The Canterbury website states that the company served as a general contractor under Clayco’s direction “for several areas,” such as carpentry, insulation, caulking, waterproofing and door and frame installation.
According to Ms. Marks’ statement, Canterbury’s participation reflected the commitment to diversity on the project, with 68 percent of the workforce being minority or female.
Clayco also reported exceeding the City of Richmond’s goal of having 40 percent of the value of the construction work awarded to minority business enterprises. “Actual results: 42 percent,” Ms. Marks stated.
The city was able to set that goal because it invested $11.25 million in the parking deck, gaining a 64 percent interest, operational control and assurance that at least 300 of the 506 spaces would be public spaces. The city also awarded a $3 million grant to Clayco for undertaking the project, essentially an offset for some of the taxes to be generated.
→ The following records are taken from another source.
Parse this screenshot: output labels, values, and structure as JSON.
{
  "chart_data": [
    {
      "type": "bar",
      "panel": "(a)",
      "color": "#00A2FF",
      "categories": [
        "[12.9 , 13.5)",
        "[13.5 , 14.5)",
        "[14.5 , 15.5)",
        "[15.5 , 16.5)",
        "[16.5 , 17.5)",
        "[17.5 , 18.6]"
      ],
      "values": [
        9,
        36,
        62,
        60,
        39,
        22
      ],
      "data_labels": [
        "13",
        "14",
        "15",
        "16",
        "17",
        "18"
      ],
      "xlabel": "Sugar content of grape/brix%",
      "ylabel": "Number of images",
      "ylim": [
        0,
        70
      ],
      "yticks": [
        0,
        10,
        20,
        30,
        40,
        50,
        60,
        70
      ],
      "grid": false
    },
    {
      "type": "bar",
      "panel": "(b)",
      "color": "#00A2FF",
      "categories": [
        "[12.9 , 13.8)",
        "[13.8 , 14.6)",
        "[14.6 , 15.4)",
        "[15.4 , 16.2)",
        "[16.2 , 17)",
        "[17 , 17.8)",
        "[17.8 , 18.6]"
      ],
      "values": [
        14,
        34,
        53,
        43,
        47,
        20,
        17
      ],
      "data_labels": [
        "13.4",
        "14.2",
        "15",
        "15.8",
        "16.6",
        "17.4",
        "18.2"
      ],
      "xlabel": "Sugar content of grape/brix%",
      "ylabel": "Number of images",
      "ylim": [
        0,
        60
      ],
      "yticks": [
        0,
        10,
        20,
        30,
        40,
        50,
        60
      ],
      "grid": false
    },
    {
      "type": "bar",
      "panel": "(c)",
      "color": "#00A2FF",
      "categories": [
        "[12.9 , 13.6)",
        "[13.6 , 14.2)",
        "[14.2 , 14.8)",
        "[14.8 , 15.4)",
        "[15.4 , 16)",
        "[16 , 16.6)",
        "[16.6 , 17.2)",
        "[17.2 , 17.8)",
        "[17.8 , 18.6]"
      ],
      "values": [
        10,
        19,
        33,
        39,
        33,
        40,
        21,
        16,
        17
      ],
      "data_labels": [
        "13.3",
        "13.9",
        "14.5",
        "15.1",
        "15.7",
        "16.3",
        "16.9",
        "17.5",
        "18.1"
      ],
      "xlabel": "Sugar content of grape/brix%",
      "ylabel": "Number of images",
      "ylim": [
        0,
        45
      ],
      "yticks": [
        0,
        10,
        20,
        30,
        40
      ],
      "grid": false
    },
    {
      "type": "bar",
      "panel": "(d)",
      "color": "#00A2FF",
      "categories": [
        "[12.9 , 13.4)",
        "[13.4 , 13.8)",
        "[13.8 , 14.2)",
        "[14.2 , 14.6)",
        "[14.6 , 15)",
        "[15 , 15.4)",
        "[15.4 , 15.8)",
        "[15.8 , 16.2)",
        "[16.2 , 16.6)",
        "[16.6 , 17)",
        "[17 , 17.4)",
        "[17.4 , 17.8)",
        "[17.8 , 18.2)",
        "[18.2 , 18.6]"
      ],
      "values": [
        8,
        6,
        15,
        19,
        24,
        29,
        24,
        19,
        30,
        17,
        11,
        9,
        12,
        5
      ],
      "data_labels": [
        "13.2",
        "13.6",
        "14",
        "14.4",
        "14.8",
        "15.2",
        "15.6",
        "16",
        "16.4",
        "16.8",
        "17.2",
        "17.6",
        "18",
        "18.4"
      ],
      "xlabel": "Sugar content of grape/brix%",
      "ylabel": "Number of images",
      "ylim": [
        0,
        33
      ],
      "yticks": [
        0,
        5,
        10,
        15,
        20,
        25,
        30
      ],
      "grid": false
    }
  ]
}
According to Ms. Marks, the 42 percent translated into a total of $19 million in contract awards to the 23 minority-owned companies. Based on that, Clayco is claiming only $45.2 million was spent on construction.
Ms. Marks said the rest of the $120 million was spent on architecture and engineering, land acquisition and other costs unrelated to actual building work. That figure could not immediately be confirmed.
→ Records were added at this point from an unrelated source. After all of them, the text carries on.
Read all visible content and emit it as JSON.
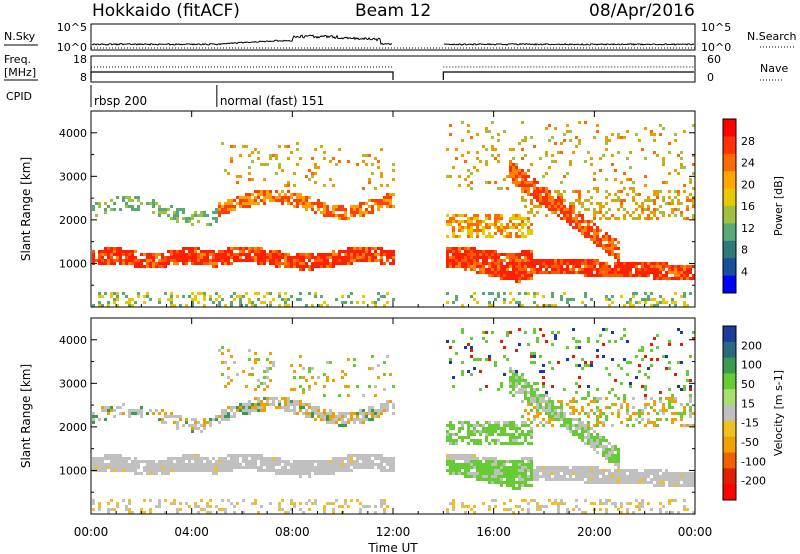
{
  "header": {
    "radar": "Hokkaido (fitACF)",
    "beam": "Beam 12",
    "date": "08/Apr/2016"
  },
  "chart_data": {
    "type": "heatmap",
    "time_axis": {
      "label": "Time UT",
      "ticks": [
        "00:00",
        "04:00",
        "08:00",
        "12:00",
        "16:00",
        "20:00",
        "00:00"
      ],
      "range_hours": [
        0,
        24
      ]
    },
    "noise_panel": {
      "left_label": "N.Sky",
      "right_label": "N.Search",
      "left_ticks": [
        "10^5",
        "10^0"
      ],
      "right_ticks": [
        "10^5",
        "10^0"
      ]
    },
    "freq_panel": {
      "left_label_line1": "Freq.",
      "left_label_line2": "[MHz]",
      "right_label": "Nave",
      "left_ticks": [
        "18",
        "8"
      ],
      "right_ticks": [
        "60",
        "0"
      ]
    },
    "cpid": {
      "label": "CPID",
      "segments": [
        {
          "start_hour": 0,
          "end_hour": 5,
          "text": "rbsp 200"
        },
        {
          "start_hour": 5,
          "end_hour": 24,
          "text": "normal (fast) 151"
        }
      ]
    },
    "data_gap_hours": [
      12,
      14
    ],
    "power_panel": {
      "ylabel": "Slant Range [km]",
      "yticks": [
        1000,
        2000,
        3000,
        4000
      ],
      "ylim": [
        0,
        4500
      ],
      "colorbar_label": "Power [dB]",
      "colorbar_ticks": [
        "28",
        "24",
        "20",
        "16",
        "12",
        "8",
        "4"
      ],
      "colorbar_colors": [
        "#ff0000",
        "#ff3000",
        "#ff6a00",
        "#ffa600",
        "#e8c800",
        "#a0c040",
        "#58a878",
        "#2e7a78",
        "#1850a0",
        "#0000ff"
      ]
    },
    "velocity_panel": {
      "ylabel": "Slant Range [km]",
      "yticks": [
        1000,
        2000,
        3000,
        4000
      ],
      "ylim": [
        0,
        4500
      ],
      "colorbar_label": "Velocity [m s-1]",
      "colorbar_ticks": [
        "200",
        "100",
        "50",
        "15",
        "-15",
        "-50",
        "-100",
        "-200"
      ],
      "colorbar_colors": [
        "#1a3c9c",
        "#2a6a80",
        "#3a9a50",
        "#66cc33",
        "#a8e070",
        "#c0c0c0",
        "#f0c020",
        "#f0a000",
        "#f06000",
        "#e02000",
        "#ff0000"
      ],
      "ground_scatter_color": "#c0c0c0"
    }
  }
}
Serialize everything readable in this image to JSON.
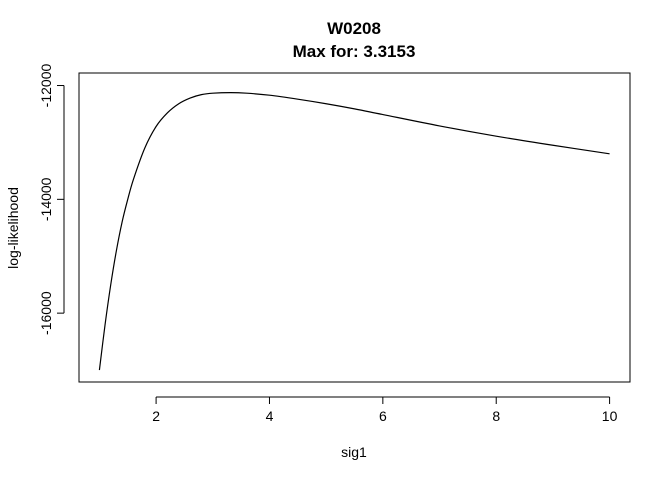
{
  "chart_data": {
    "type": "line",
    "title": "W0208",
    "subtitle": "Max for: 3.3153",
    "xlabel": "sig1",
    "ylabel": "log-likelihood",
    "xlim": [
      0.64,
      10.36
    ],
    "ylim": [
      -17210,
      -11780
    ],
    "xticks": [
      2,
      4,
      6,
      8,
      10
    ],
    "xtick_labels": [
      "2",
      "4",
      "6",
      "8",
      "10"
    ],
    "yticks": [
      -16000,
      -14000,
      -12000
    ],
    "ytick_labels": [
      "-16000",
      "-14000",
      "-12000"
    ],
    "grid": false,
    "legend": "none",
    "line_color": "#000000",
    "series": [
      {
        "x": [
          1.0,
          1.1,
          1.2,
          1.3,
          1.4,
          1.5,
          1.6,
          1.8,
          2.0,
          2.2,
          2.4,
          2.6,
          2.8,
          3.0,
          3.3153,
          3.6,
          4.0,
          4.5,
          5.0,
          5.5,
          6.0,
          7.0,
          8.0,
          9.0,
          10.0
        ],
        "y": [
          -17000,
          -16200,
          -15500,
          -14900,
          -14400,
          -14000,
          -13650,
          -13100,
          -12720,
          -12480,
          -12320,
          -12220,
          -12160,
          -12135,
          -12125,
          -12135,
          -12170,
          -12240,
          -12320,
          -12410,
          -12510,
          -12710,
          -12890,
          -13050,
          -13200
        ]
      }
    ]
  }
}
Clayco officials declined to release the name of the minority contractors and the amounts awarded each company or other data about the construction cost. Ms. Marks said a report was sent to the City of Richmond, which she said should release the information.
Tammy Hawley, Mayor Jones’ press secretary, said late Wednesday that Clayco has not yet submitted a final report. She said the city’s Office of Minority Business Enterprise told her that the last report Clayco provided the city, which dates to November 2014, shows about 35.7 percent participation by minority-owned companies. A final report could show a higher percentage, she said.
According to information from McGuireWoods, the building stands 276 feet tall and includes 135,000 square feet of glass, 2,400 tons of structural steel, 32 miles of electrical wiring and 20,000 cubic yards of concrete.
The building also is rich in state-of-the-art technology, employs the latest in flexible design and showcases energy efficiency from top to bottom.
Among other things, the building reclaims runoff from rains for use in irrigation and cooling, reduces electrical usage and employs recycled building materials.